What his critics fail to understand is that Obama is not just about be-nice politics.  He’s about practical solutions rather than simplistic party ideologies.

After two years in the national spotlight as a transformational candidate – captivating audiences, filling stadiums and talking straight about his priorities (the middle class, economics, health care, education) people are still asking if he has been clear and upfront with his politics.

One month into the transition, carrying references to Lincoln, FDR and Ronald Reagan, people are showing surprise with his cabinet picks.  In despair, some suspect a closet conservative, while others are hoping for a liberal double agent.

Some Republicans are calling him a socialist, while Fred Barns in the Weekly Standard observes “he’s pragmatic so far in one direction, rightward – who knew?”

The public went along with the old-style reporting it seems. 68 percent of Americans polled expected Mr. Obama to be liberal. They have their reasons. Mr. Obama ran as a Democrat, after all. In our essentially two-party system, if Obama had run on a new third-party platform, he might have received 4 or 5 percent of the vote, or because he sounds remarkably intelligent, 12 percent tops. Obama ran instead as a Democrat, a pragmatic choice it seems, since he won 53 percent.

It’s also true that minority candidates are often champions of more progressive political parties and organizations, which traditionally labored to advance rights and protections for disenfranchised groups. True, but Colin Powell and Condoliza Rice, not to mention Clarence Thomas, were all Republican administration appointments.

Jessie Jackson ran for President in 1984 and 1988 on a rainbow coalition for a new kind of inclusiveness. He may have paved the way in part for the Obama presidential bid, but in sharp contrast, Barack Obama, ran on behalf of the middle class.

On the other hand, the University of Chicago, where Obama taught Constitutional Law, is a center of free-market economics.  Note too, that Obama’s selections for his cabinet and crew in economics and foreign affairs are centrists.  Centrists can adopt policies from, and forge policies which appeal to, both sides of the political spectrum, without being called traitors.

There is still no approved vocabulary for describing pragmatism in politics.  What’s that Berkeley’s Professor Lakoff said, until there’s a metaphor, there’s no word and no thought?

It’s about time that someone described this new party to the pundits so that they can start using its lingo in their coverage. Not that the President Elect has been hiding anything. He has said on more than one occasion, that he is looking for “what works,” or, when things look really bad, “whatever works.”  Let’s start describing policy, not for its political effect, but its accomplishment on the merits.  The words “results oriented” and “consequences” come to mind.

“Pragmatic,” in this context, is the opposite of ideological.
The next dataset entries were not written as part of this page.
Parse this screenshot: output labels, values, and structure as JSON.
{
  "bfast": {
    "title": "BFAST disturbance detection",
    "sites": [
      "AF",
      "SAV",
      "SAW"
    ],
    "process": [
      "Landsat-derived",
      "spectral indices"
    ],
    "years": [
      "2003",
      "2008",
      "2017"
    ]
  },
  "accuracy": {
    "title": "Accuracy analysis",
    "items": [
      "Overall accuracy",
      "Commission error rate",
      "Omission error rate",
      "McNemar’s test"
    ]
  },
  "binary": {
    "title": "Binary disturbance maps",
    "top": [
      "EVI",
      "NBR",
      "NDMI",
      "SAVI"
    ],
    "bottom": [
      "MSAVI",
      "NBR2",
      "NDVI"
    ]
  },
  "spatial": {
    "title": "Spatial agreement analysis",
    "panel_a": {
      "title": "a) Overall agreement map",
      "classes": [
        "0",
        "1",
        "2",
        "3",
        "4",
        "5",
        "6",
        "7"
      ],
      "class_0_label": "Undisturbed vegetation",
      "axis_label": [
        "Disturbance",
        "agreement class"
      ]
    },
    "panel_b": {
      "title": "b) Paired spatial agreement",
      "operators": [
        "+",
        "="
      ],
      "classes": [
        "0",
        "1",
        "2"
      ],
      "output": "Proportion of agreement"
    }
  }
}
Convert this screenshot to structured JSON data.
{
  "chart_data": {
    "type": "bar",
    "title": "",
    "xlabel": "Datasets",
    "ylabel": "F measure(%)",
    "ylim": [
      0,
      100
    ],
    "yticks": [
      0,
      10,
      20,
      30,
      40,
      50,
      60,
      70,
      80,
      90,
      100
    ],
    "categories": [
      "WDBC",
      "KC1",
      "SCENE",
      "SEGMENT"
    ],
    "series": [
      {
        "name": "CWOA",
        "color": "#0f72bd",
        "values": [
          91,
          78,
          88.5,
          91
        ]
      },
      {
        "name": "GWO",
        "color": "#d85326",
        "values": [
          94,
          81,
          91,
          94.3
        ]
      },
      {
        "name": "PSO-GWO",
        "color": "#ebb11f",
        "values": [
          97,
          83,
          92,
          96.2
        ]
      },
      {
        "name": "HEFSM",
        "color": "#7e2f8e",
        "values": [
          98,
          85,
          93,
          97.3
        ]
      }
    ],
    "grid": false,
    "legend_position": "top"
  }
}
Democrats and Republicans aren’t always ideological, but often are, with important consequences.  The mantra “Government regulation is a drag on the economy” rings a bell.  The notion of raising taxes to balance the budget during a recession is not quite ideology, but it is cured by pragmatism, none-the-less.  Pragmatism works against ideology and lunacy, it seems — an added benefit.

What should we expect from the Pragmatic party? It’s hard to say, but we should expect an Obama administration to look to the facts and circumstances of the problems we face, rather than applying ready-made doctrines from yesteryear. Obama doesn’t seem to care whether a policy is liberal or conservative; he seems to believe it is more important to talk about whether it will accomplish its goals. It turns out that many of the liberal v. conservative debates have already been, well, decided.

Take, for example, raising taxes.  This is done to balance budgets, but also to fund entitlements and spending programs.  Obama’s appointment to head the Economic Council of Advisors, Christina Romer, recently published a serious historical analysis showing that tax hikes measurably retard economic growth.  A pragmatist will have to weigh how much the revenue is needed in the short term against the eventual harm to the economy and resulting loss of revenue over the long term.  Not very exciting in a televised debate, but logical, maybe even “good government.”

Better let the economists calculate the optimal results, rather than have politicians debate raising taxes vs. lowering taxes, without really knowing what they are talking about. Politicians with ideology don’t actually have to know what they are talking about, but pragmatists do for they are only as good as the results obtained by solutions they propose.